Andrew, who had been shadowing his father that afternoon, leapt into action. Dr. Samson’s early forays into the medical field were primarily charitable in nature, and while ministering to street rats was not deemed acceptable by polite society, the room didn’t mind taking advantage of his expertise now that there was a body on their floor. He roused Thomas, assured the assembled investors that their investment was not in jeopardy, and whisked his new patient away.
After a small, private meeting between the two men, an agreement was struck: Thomas would appoint Andrew as the theater’s resident physician—a position that would not only allow Andrew to monitor Thomas’s health, but that of their staff and performers as well, truly a revolutionary boon for a workplace at the time. In return, Andrew would assure the public that Thomas wasn’t going to expire before seeing The Empire to its triumphant opening night.
This arrangement wasn’t met with enthusiasm in the Samson home. However, Andrew eventually convinced his father that he was only returning to medicine in the interest of protecting his family’s investment in Gallier’s theater. Meanwhile, by Andrew’s account, he and Thomas became fast friends. Though prickly and determined to keep his employee at a distance, Mr. Gallier treated Andrew as his only close confidante.

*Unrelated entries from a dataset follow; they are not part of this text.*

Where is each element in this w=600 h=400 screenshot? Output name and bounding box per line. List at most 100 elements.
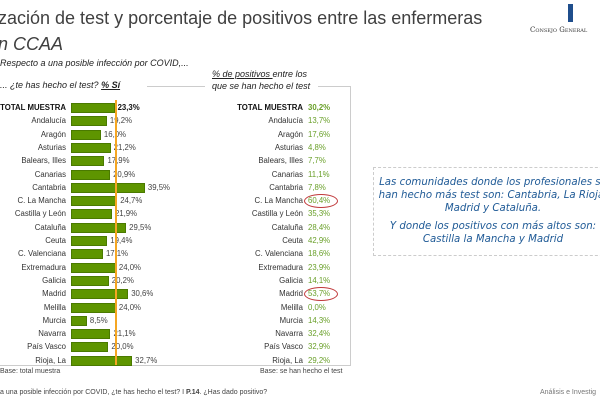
data-label: 39,5%	[147, 182, 170, 192]
data-label: 19,2%	[109, 116, 132, 126]
positive-rate: 4,8%	[308, 142, 326, 152]
footer-page: P.14	[186, 389, 200, 396]
data-label: 20,0%	[111, 342, 134, 352]
bar	[71, 142, 111, 153]
positive-rate: 14,1%	[308, 275, 331, 285]
right-question-text: entre los	[272, 69, 308, 79]
data-label: 32,7%	[135, 355, 158, 365]
positive-rate: 18,6%	[308, 249, 331, 259]
category-label: TOTAL MUESTRA	[0, 103, 66, 112]
category-label: Melilla	[280, 302, 303, 312]
category-label: Balears, Illes	[21, 156, 66, 166]
category-label: Asturias	[274, 142, 303, 152]
category-label: País Vasco	[27, 342, 66, 352]
bar	[71, 116, 107, 127]
category-label: Madrid	[42, 289, 66, 299]
category-label: Ceuta	[282, 236, 303, 245]
highlight-circle	[304, 287, 338, 302]
bar	[71, 103, 115, 113]
data-label: 19,4%	[110, 236, 133, 245]
right-question-line2: que se han hecho el test	[212, 81, 311, 91]
data-label: 24,0%	[118, 262, 141, 272]
data-label: 29,5%	[129, 222, 152, 232]
positive-rate: 32,4%	[308, 329, 331, 339]
category-label: Andalucía	[268, 116, 303, 126]
category-label: Andalucía	[31, 116, 66, 126]
category-label: Murcia	[42, 315, 66, 325]
bar	[71, 169, 111, 180]
bar	[71, 249, 103, 260]
base-left: Base: total muestra	[0, 368, 61, 375]
data-label: 20,9%	[113, 169, 136, 179]
category-label: C. La Mancha	[254, 196, 303, 206]
category-label: Ceuta	[45, 236, 66, 245]
bar	[71, 342, 109, 353]
callout-box: Las comunidades donde los profesionales …	[373, 167, 600, 256]
callout-text-1: Las comunidades donde los profesionales …	[378, 177, 600, 214]
positive-rate: 23,9%	[308, 262, 331, 272]
base-right: Base: se han hecho el test	[260, 368, 343, 375]
category-label: País Vasco	[264, 342, 303, 352]
category-label: Navarra	[38, 329, 66, 339]
right-question-emph: % de positivos	[212, 69, 273, 79]
category-label: Canarias	[34, 169, 66, 179]
category-label: Aragón	[40, 129, 66, 139]
category-label: Madrid	[279, 289, 303, 299]
logo-text: Consejo General	[530, 26, 588, 34]
bar	[71, 355, 133, 366]
left-question-text: ... ¿te has hecho el test?	[0, 80, 102, 90]
positive-rate: 35,3%	[308, 209, 331, 219]
category-label: Cataluña	[271, 222, 303, 232]
positive-rate: 30,2%	[308, 103, 331, 112]
data-label: 8,5%	[89, 315, 108, 325]
category-label: Canarias	[271, 169, 303, 179]
bar	[71, 262, 116, 273]
data-label: 24,0%	[118, 302, 141, 312]
category-label: Castilla y León	[14, 209, 66, 219]
data-label: 17,9%	[107, 156, 130, 166]
footer-note: a una posible infección por COVID, ¿te h…	[0, 389, 267, 396]
highlight-circle	[304, 194, 338, 209]
left-question-emph: % Sí	[101, 80, 121, 90]
logo-mark	[568, 4, 573, 22]
data-label: 21,9%	[114, 209, 138, 219]
right-question: % de positivos entre los	[212, 69, 307, 79]
category-label: C. Valenciana	[18, 249, 66, 259]
category-label: Cantabria	[269, 182, 303, 192]
bar	[71, 182, 145, 193]
footer-rest: . ¿Has dado positivo?	[199, 389, 268, 396]
category-label: C. La Mancha	[17, 196, 66, 206]
positive-rate: 32,9%	[308, 342, 331, 352]
left-question-line2: ... ¿te has hecho el test? % Sí	[0, 80, 120, 90]
data-label: 21,1%	[113, 329, 136, 339]
data-label: 24,7%	[120, 196, 143, 206]
total-reference-line	[114, 100, 117, 365]
data-label: 17,1%	[105, 249, 129, 259]
slide-title: zación de test y porcentaje de positivos…	[0, 8, 483, 28]
divider	[318, 86, 351, 87]
category-label: Navarra	[275, 329, 303, 339]
bar	[71, 222, 127, 233]
footer-text: a una posible infección por COVID, ¿te h…	[0, 389, 186, 396]
positive-rate: 28,4%	[308, 222, 331, 232]
category-label: Balears, Illes	[258, 156, 303, 166]
category-label: Aragón	[277, 129, 303, 139]
category-label: Asturias	[37, 142, 66, 152]
category-label: Murcia	[279, 315, 303, 325]
category-label: C. Valenciana	[255, 249, 303, 259]
bar	[71, 236, 108, 246]
category-label: Rioja, La	[272, 355, 303, 365]
positive-rate: 13,7%	[308, 116, 331, 126]
data-label: 23,3%	[117, 103, 140, 112]
slide-subtitle: n CCAA	[0, 34, 64, 54]
positive-rate: 11,1%	[308, 169, 330, 179]
category-label: Extremadura	[258, 262, 303, 272]
data-label: 20,2%	[111, 275, 134, 285]
logo: Consejo General	[528, 4, 600, 38]
bar	[71, 156, 105, 167]
category-label: TOTAL MUESTRA	[237, 103, 303, 112]
bar	[71, 196, 118, 207]
positive-rate: 0,0%	[308, 302, 326, 312]
category-label: Extremadura	[21, 262, 66, 272]
category-label: Galicia	[279, 275, 303, 285]
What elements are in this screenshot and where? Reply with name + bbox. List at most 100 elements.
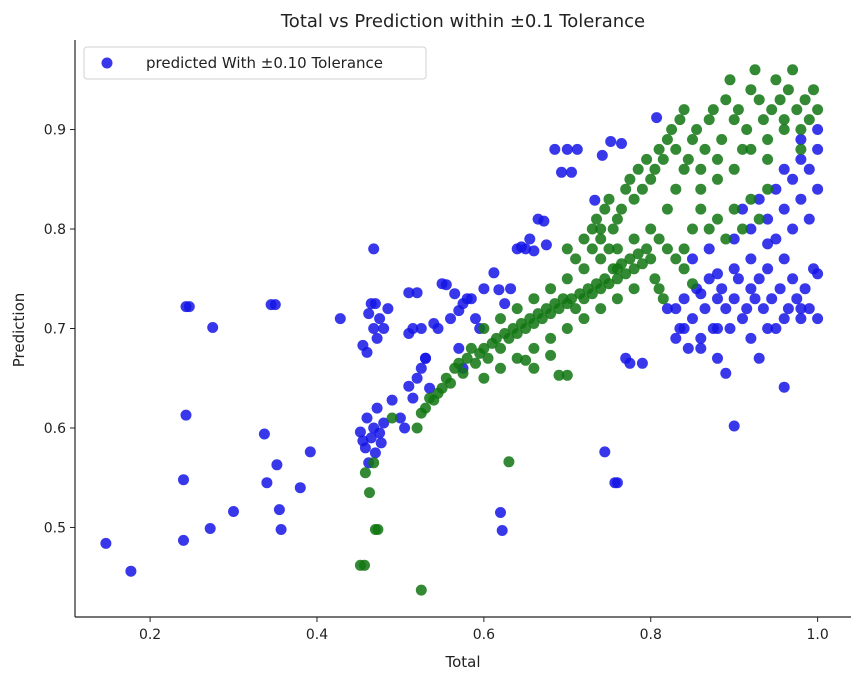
data-point: [795, 193, 807, 205]
data-point: [595, 233, 607, 245]
data-point: [745, 193, 757, 205]
data-point: [695, 288, 707, 300]
data-point: [386, 412, 398, 424]
data-point: [424, 382, 436, 394]
data-point: [712, 293, 723, 305]
data-point: [599, 446, 611, 458]
data-point: [687, 278, 698, 290]
data-point: [632, 163, 644, 175]
data-point: [745, 332, 757, 344]
data-point: [812, 124, 824, 135]
data-point: [368, 457, 380, 469]
data-point: [269, 299, 281, 311]
y-tick-label: 0.8: [44, 222, 66, 238]
data-point: [753, 352, 765, 364]
data-point: [762, 183, 774, 195]
data-point: [787, 223, 799, 235]
data-point: [682, 342, 694, 354]
data-point: [695, 163, 707, 175]
data-point: [687, 134, 698, 145]
chart-title: Total vs Prediction within ±0.1 Toleranc…: [280, 11, 645, 32]
data-point: [728, 233, 740, 245]
data-point: [728, 203, 740, 215]
x-tick-label: 0.2: [139, 627, 161, 643]
data-point: [578, 233, 590, 245]
data-point: [545, 308, 557, 320]
data-point: [687, 313, 698, 325]
data-point: [528, 342, 540, 354]
data-point: [499, 298, 511, 310]
data-point: [493, 284, 505, 296]
data-point: [678, 104, 690, 116]
data-point: [712, 268, 723, 280]
data-point: [670, 332, 682, 344]
data-point: [354, 426, 366, 438]
data-point: [449, 288, 461, 300]
data-point: [678, 163, 690, 175]
data-point: [745, 143, 757, 155]
data-point: [749, 293, 761, 305]
data-point: [732, 273, 744, 285]
data-point: [803, 163, 815, 175]
data-point: [653, 143, 665, 155]
data-point: [624, 357, 636, 369]
data-point: [762, 323, 774, 334]
data-point: [620, 268, 632, 280]
data-point: [375, 437, 387, 449]
data-point: [478, 283, 490, 295]
data-point: [732, 104, 744, 116]
plot-points: [100, 64, 824, 596]
data-point: [651, 112, 663, 124]
data-point: [570, 303, 582, 315]
data-point: [566, 166, 577, 178]
data-point: [478, 372, 490, 384]
x-tick-label: 0.8: [640, 627, 662, 643]
data-point: [591, 213, 602, 225]
data-point: [271, 459, 283, 471]
data-point: [445, 377, 456, 389]
data-point: [275, 524, 287, 535]
data-point: [737, 143, 748, 155]
data-point: [478, 342, 490, 354]
data-point: [359, 467, 371, 479]
data-point: [599, 203, 611, 215]
data-point: [778, 253, 790, 265]
data-point: [436, 382, 448, 394]
data-point: [503, 332, 515, 344]
y-tick-label: 0.7: [44, 322, 66, 338]
data-point: [728, 114, 740, 126]
y-ticks: 0.5 0.6 0.7 0.8 0.9: [44, 123, 75, 536]
data-point: [361, 346, 373, 358]
data-point: [511, 328, 523, 339]
data-point: [399, 422, 411, 434]
data-point: [378, 323, 390, 334]
data-point: [440, 279, 452, 291]
data-point: [691, 124, 703, 135]
x-axis-title: Total: [444, 653, 480, 671]
data-point: [553, 303, 565, 315]
data-point: [511, 303, 523, 315]
data-point: [674, 114, 686, 126]
data-point: [273, 504, 285, 516]
data-point: [641, 153, 653, 165]
data-point: [420, 352, 431, 364]
data-point: [364, 487, 375, 499]
data-point: [478, 323, 490, 334]
data-point: [628, 283, 640, 295]
data-point: [745, 223, 757, 235]
data-point: [411, 422, 423, 434]
data-point: [741, 124, 753, 135]
data-point: [682, 153, 694, 165]
data-point: [561, 143, 573, 155]
data-point: [570, 253, 582, 265]
data-point: [770, 183, 782, 195]
data-point: [724, 74, 736, 86]
data-point: [100, 537, 112, 549]
data-point: [595, 253, 607, 265]
data-point: [753, 273, 765, 285]
data-point: [795, 153, 807, 165]
data-point: [782, 84, 794, 96]
data-point: [465, 293, 477, 305]
data-point: [616, 138, 627, 149]
data-point: [611, 243, 623, 255]
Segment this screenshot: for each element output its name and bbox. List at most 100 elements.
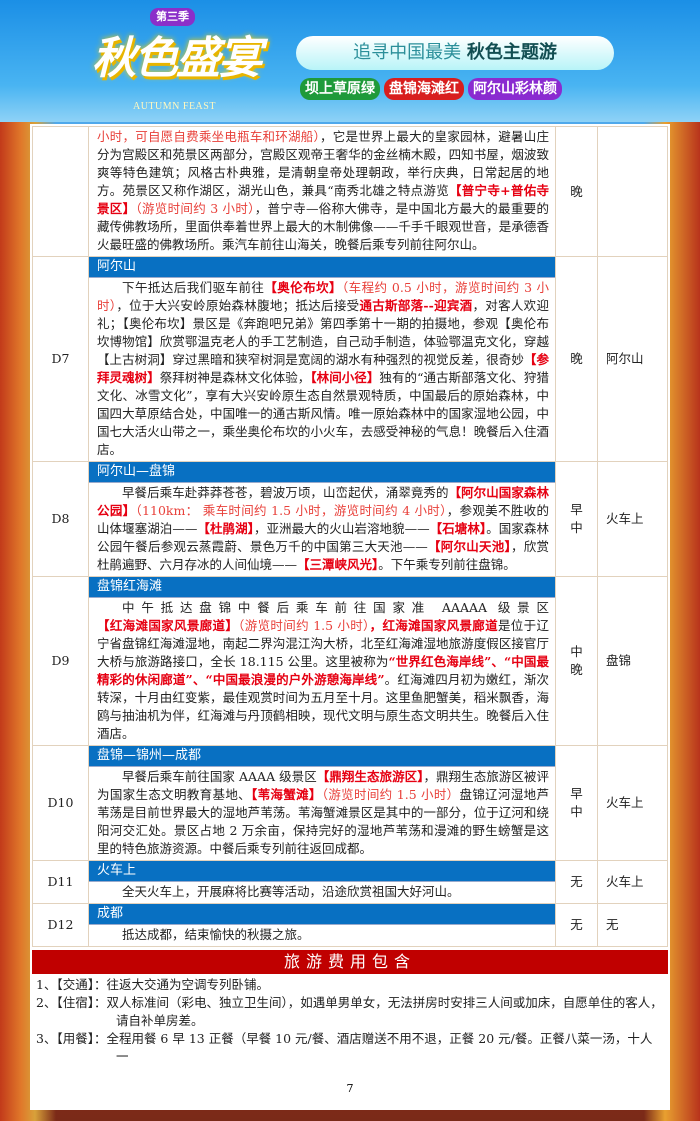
hotel-cell xyxy=(597,126,668,257)
hotel-cell: 火车上 xyxy=(597,745,668,861)
page-number: 7 xyxy=(346,1082,354,1095)
theme-tags: 坝上草原绿 盘锦海滩红 阿尔山彩林颜 xyxy=(300,78,562,100)
meals-cell: 中 晚 xyxy=(555,576,598,746)
body-text: ，亚洲最大的火山岩溶地貌—— xyxy=(253,521,430,536)
meals-cell: 晚 xyxy=(555,126,598,257)
day-description: 早餐后乘车前往国家 AAAA 级景区【鼎翔生态旅游区】，鼎翔生态旅游区被评为国家… xyxy=(89,767,555,860)
meals-cell: 早 中 xyxy=(555,461,598,577)
body-text: 独有的“通古斯部落文化、狩猎文化、冰雪文化”，享有大兴安岭原生态自然景观特质，中… xyxy=(97,370,549,457)
highlight-text: 【红海滩国家风景廊道】 xyxy=(97,618,239,633)
header-banner: 秋色盛宴 第三季 AUTUMN FEAST 追寻中国最美 秋色主题游 坝上草原绿… xyxy=(0,0,700,122)
day-cell: D7 xyxy=(32,256,89,462)
highlight-text: ，红海滩国家风景廊道 xyxy=(369,618,498,633)
day-cell: D9 xyxy=(32,576,89,746)
content-cell: 小时，可自愿自费乘坐电瓶车和环湖船），它是世界上最大的皇家园林，避暑山庄分为宫殿… xyxy=(88,126,556,257)
logo-title: 秋色盛宴 xyxy=(92,33,262,84)
body-text: 祭拜树神是森林文化体验， xyxy=(159,370,311,385)
body-text: 早餐后乘车赴莽莽苍苍，碧波万顷，山峦起伏，涌翠竟秀的 xyxy=(122,485,449,500)
body-text: 。国家森林公园午餐后参观云蒸霞蔚、景色万千的中国第三大天池—— xyxy=(97,521,549,554)
itinerary-row: D11 火车上 全天火车上，开展麻将比赛等活动，沿途欣赏祖国大好河山。无火车上 xyxy=(32,860,668,904)
slogan-light: 追寻中国最美 xyxy=(353,42,462,63)
itinerary-row: D12 成都 抵达成都，结束愉快的秋摄之旅。无无 xyxy=(32,903,668,947)
hotel-cell: 火车上 xyxy=(597,860,668,904)
theme-tag: 坝上草原绿 xyxy=(300,78,380,100)
day-route-title: 阿尔山 xyxy=(89,257,555,278)
season-badge: 第三季 xyxy=(150,8,195,26)
meals-cell: 早 中 xyxy=(555,745,598,861)
fee-item: 2、【住宿】：双人标准间（彩电、独立卫生间），如遇单男单女，无法拼房时安排三人间… xyxy=(36,995,663,1028)
day-cell: D10 xyxy=(32,745,89,861)
fee-item: 1、【交通】：往返大交通为空调专列卧铺。 xyxy=(36,977,269,992)
day-description: 全天火车上，开展麻将比赛等活动，沿途欣赏祖国大好河山。 xyxy=(89,882,555,903)
content-cell: 阿尔山—盘锦 早餐后乘车赴莽莽苍苍，碧波万顷，山峦起伏，涌翠竟秀的【阿尔山国家森林… xyxy=(88,461,556,577)
body-text: 早餐后乘车前往国家 AAAA 级景区 xyxy=(122,769,317,784)
highlight-text: （110km： 乘车时间约 1.5 小时，游览时间约 4 小时） xyxy=(135,503,447,518)
highlight-text: 【杜鹃湖】 xyxy=(197,521,254,536)
body-text: ，位于大兴安岭原始森林腹地；抵达后接受 xyxy=(116,298,360,313)
body-text: ，参观美不胜收的山体堰塞湖泊—— xyxy=(97,503,549,536)
day-description: 小时，可自愿自费乘坐电瓶车和环湖船），它是世界上最大的皇家园林，避暑山庄分为宫殿… xyxy=(89,127,555,256)
content-cell: 盘锦红海滩中午抵达盘锦中餐后乘车前往国家准 AAAAA 级景区【红海滩国家风景廊… xyxy=(88,576,556,746)
fee-section-header: 旅游费用包含 xyxy=(32,950,668,974)
content-cell: 火车上 全天火车上，开展麻将比赛等活动，沿途欣赏祖国大好河山。 xyxy=(88,860,556,904)
highlight-text: 【苇海蟹滩】 xyxy=(251,787,322,802)
body-text: ，欣赏杜鹃遍野、六月存冰的人间仙境—— xyxy=(97,539,549,572)
body-text: ，对客人欢迎礼；【奥伦布坎】景区是《奔跑吧兄弟》第四季第十一期的拍摄地，参观【奥… xyxy=(97,298,549,367)
slogan-bold: 秋色主题游 xyxy=(466,42,557,63)
fee-item: 3、【用餐】：全程用餐 6 早 13 正餐（早餐 10 元/餐、酒店赠送不用不退… xyxy=(36,1031,653,1064)
meals-cell: 无 xyxy=(555,903,598,947)
highlight-text: 【参拜灵魂树】 xyxy=(97,352,549,385)
body-text: 。下午乘专列前往盘锦。 xyxy=(378,557,516,572)
day-route-title: 阿尔山—盘锦 xyxy=(89,462,555,483)
theme-tag: 阿尔山彩林颜 xyxy=(468,78,562,100)
day-cell xyxy=(32,126,89,257)
body-text: 下午抵达后我们驱车前往 xyxy=(122,280,265,295)
body-text: ，它是世界上最大的皇家园林，避暑山庄分为宫殿区和苑景区两部分，宫殿区观帝王奢华的… xyxy=(97,129,549,198)
body-text: 全天火车上，开展麻将比赛等活动，沿途欣赏祖国大好河山。 xyxy=(122,884,460,899)
highlight-text: 【普宁寺+普佑寺景区】 xyxy=(97,183,549,216)
highlight-text: （游览时间约 1.5 小时） xyxy=(321,787,460,802)
logo-subtitle: AUTUMN FEAST xyxy=(133,101,216,112)
body-text: ，普宁寺—俗称大佛寺，是中国北方最大的最重要的藏传佛教场所，里面供奉着世界上最大… xyxy=(97,201,549,252)
itinerary-table: 小时，可自愿自费乘坐电瓶车和环湖船），它是世界上最大的皇家园林，避暑山庄分为宫殿… xyxy=(32,126,668,947)
highlight-text: 【阿尔山天池】 xyxy=(427,539,511,554)
day-cell: D11 xyxy=(32,860,89,904)
day-description: 早餐后乘车赴莽莽苍苍，碧波万顷，山峦起伏，涌翠竟秀的【阿尔山国家森林公园】（11… xyxy=(89,483,555,576)
hotel-cell: 阿尔山 xyxy=(597,256,668,462)
content-cell: 阿尔山 下午抵达后我们驱车前往【奥伦布坎】（车程约 0.5 小时，游览时间约 3 … xyxy=(88,256,556,462)
highlight-text: “世界红色海岸线”、“中国最精彩的休闲廊道”、“中国最浪漫的户外游憩海岸线” xyxy=(97,654,549,687)
itinerary-row: D8 阿尔山—盘锦 早餐后乘车赴莽莽苍苍，碧波万顷，山峦起伏，涌翠竟秀的【阿尔山国家… xyxy=(32,461,668,577)
day-description: 抵达成都，结束愉快的秋摄之旅。 xyxy=(89,925,555,946)
theme-tag: 盘锦海滩红 xyxy=(384,78,464,100)
day-route-title: 盘锦红海滩 xyxy=(89,577,555,598)
itinerary-row: 小时，可自愿自费乘坐电瓶车和环湖船），它是世界上最大的皇家园林，避暑山庄分为宫殿… xyxy=(32,126,668,257)
meals-cell: 晚 xyxy=(555,256,598,462)
highlight-text: 【林间小径】 xyxy=(310,370,380,385)
content-cell: 盘锦—锦州—成都 早餐后乘车前往国家 AAAA 级景区【鼎翔生态旅游区】，鼎翔生态… xyxy=(88,745,556,861)
highlight-text: 【奥伦布坎】 xyxy=(264,280,342,295)
body-text: 中午抵达盘锦中餐后乘车前往国家准 AAAAA 级景区 xyxy=(122,600,549,615)
body-text: 抵达成都，结束愉快的秋摄之旅。 xyxy=(122,927,310,942)
day-route-title: 盘锦—锦州—成都 xyxy=(89,746,555,767)
highlight-text: （游览时间约 3 小时） xyxy=(135,201,255,216)
content-cell: 成都抵达成都，结束愉快的秋摄之旅。 xyxy=(88,903,556,947)
hotel-cell: 盘锦 xyxy=(597,576,668,746)
highlight-text: 【石塘林】 xyxy=(429,521,487,536)
meals-cell: 无 xyxy=(555,860,598,904)
day-description: 中午抵达盘锦中餐后乘车前往国家准 AAAAA 级景区【红海滩国家风景廊道】（游览… xyxy=(89,598,555,745)
highlight-text: 通古斯部落--迎宾酒 xyxy=(359,298,473,313)
body-text: 。红海滩四月初为嫩红，渐次转深，十月由红变紫，最佳观赏时间为五月至十月。这里鱼肥… xyxy=(97,672,549,741)
day-route-title: 成都 xyxy=(89,904,555,925)
highlight-text: 【阿尔山国家森林公园】 xyxy=(97,485,549,518)
slogan: 追寻中国最美 秋色主题游 xyxy=(296,36,614,70)
highlight-text: （车程约 0.5 小时，游览时间约 3 小时） xyxy=(97,280,549,313)
hotel-cell: 无 xyxy=(597,903,668,947)
fee-list: 1、【交通】：往返大交通为空调专列卧铺。 2、【住宿】：双人标准间（彩电、独立卫生… xyxy=(36,976,664,1066)
itinerary-row: D9 盘锦红海滩中午抵达盘锦中餐后乘车前往国家准 AAAAA 级景区【红海滩国家风… xyxy=(32,576,668,746)
itinerary-row: D7 阿尔山 下午抵达后我们驱车前往【奥伦布坎】（车程约 0.5 小时，游览时间约 … xyxy=(32,256,668,462)
day-description: 下午抵达后我们驱车前往【奥伦布坎】（车程约 0.5 小时，游览时间约 3 小时）… xyxy=(89,278,555,461)
highlight-text: （游览时间约 1.5 小时） xyxy=(238,618,370,633)
hotel-cell: 火车上 xyxy=(597,461,668,577)
document-page: 小时，可自愿自费乘坐电瓶车和环湖船），它是世界上最大的皇家园林，避暑山庄分为宫殿… xyxy=(30,124,670,1110)
body-text: 是位于辽宁省盘锦红海滩湿地，南起二界沟混江沟大桥，北至红海滩湿地旅游度假区接官厅… xyxy=(97,618,549,669)
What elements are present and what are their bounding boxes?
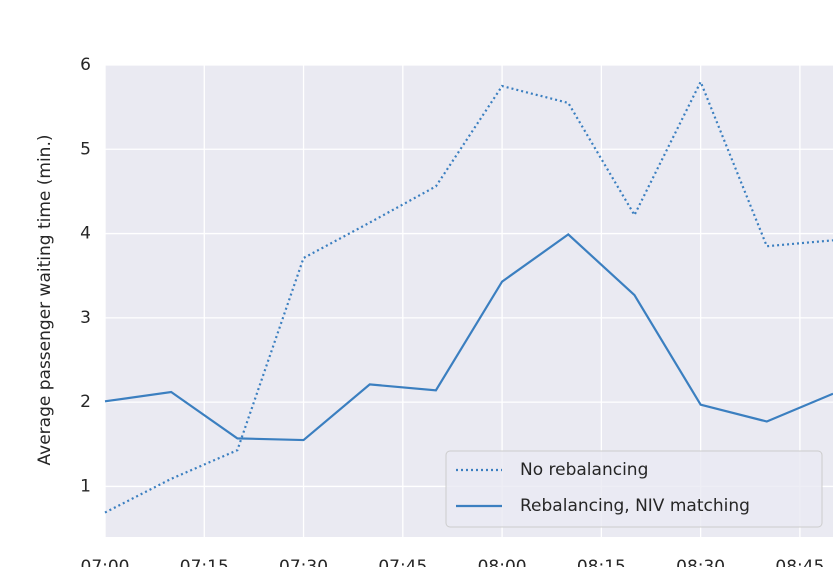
x-tick-label: 08:15 — [577, 557, 626, 567]
legend: No rebalancing Rebalancing, NIV matching — [445, 450, 823, 528]
x-tick-label: 08:45 — [775, 557, 824, 567]
x-tick-label: 07:00 — [81, 557, 130, 567]
line-series — [104, 233, 833, 442]
y-tick-label: 2 — [80, 392, 91, 412]
legend-label: Rebalancing, NIV matching — [520, 496, 750, 516]
x-tick-label: 08:30 — [676, 557, 725, 567]
x-tick-label: 07:30 — [279, 557, 328, 567]
legend-box — [445, 450, 823, 528]
y-tick-label: 5 — [80, 139, 91, 159]
y-tick-label: 1 — [80, 476, 91, 496]
x-tick-label: 07:45 — [378, 557, 427, 567]
x-tick-label: 08:00 — [478, 557, 527, 567]
y-tick-label: 3 — [80, 308, 91, 328]
x-tick-label: 07:15 — [180, 557, 229, 567]
y-tick-label: 4 — [80, 224, 91, 244]
y-axis-label: Average passenger waiting time (min.) — [35, 135, 55, 466]
y-tick-label: 6 — [80, 55, 91, 75]
legend-label: No rebalancing — [520, 460, 648, 480]
line-series — [104, 79, 833, 514]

Andrew made himself invaluable not only by providing public relations support vis-à-vis his boss’s health, but also by acting as a charismatic countermeasure to his brooding, exacting new associate. By morning, he could be setting a stonemason’s broken arm at the construction site, and by evening, he might be smoothing Thomas’s way through a high society party. He was always on hand for coffee, for negotiations, for cocktail hours, and to be the friendly ear it seems Thomas Gallier never had.
Thomas Gallier tried to refuse that friendly ear. He made repeated attempts to keep his and Andrew’s relationship strictly professional. However, Thomas Gallier could not remain an island forever.
Certainly not with a man like Dr. Andrew Samson in his life.
And certainly not when Evelyn Cross walked through the doors of The Empire.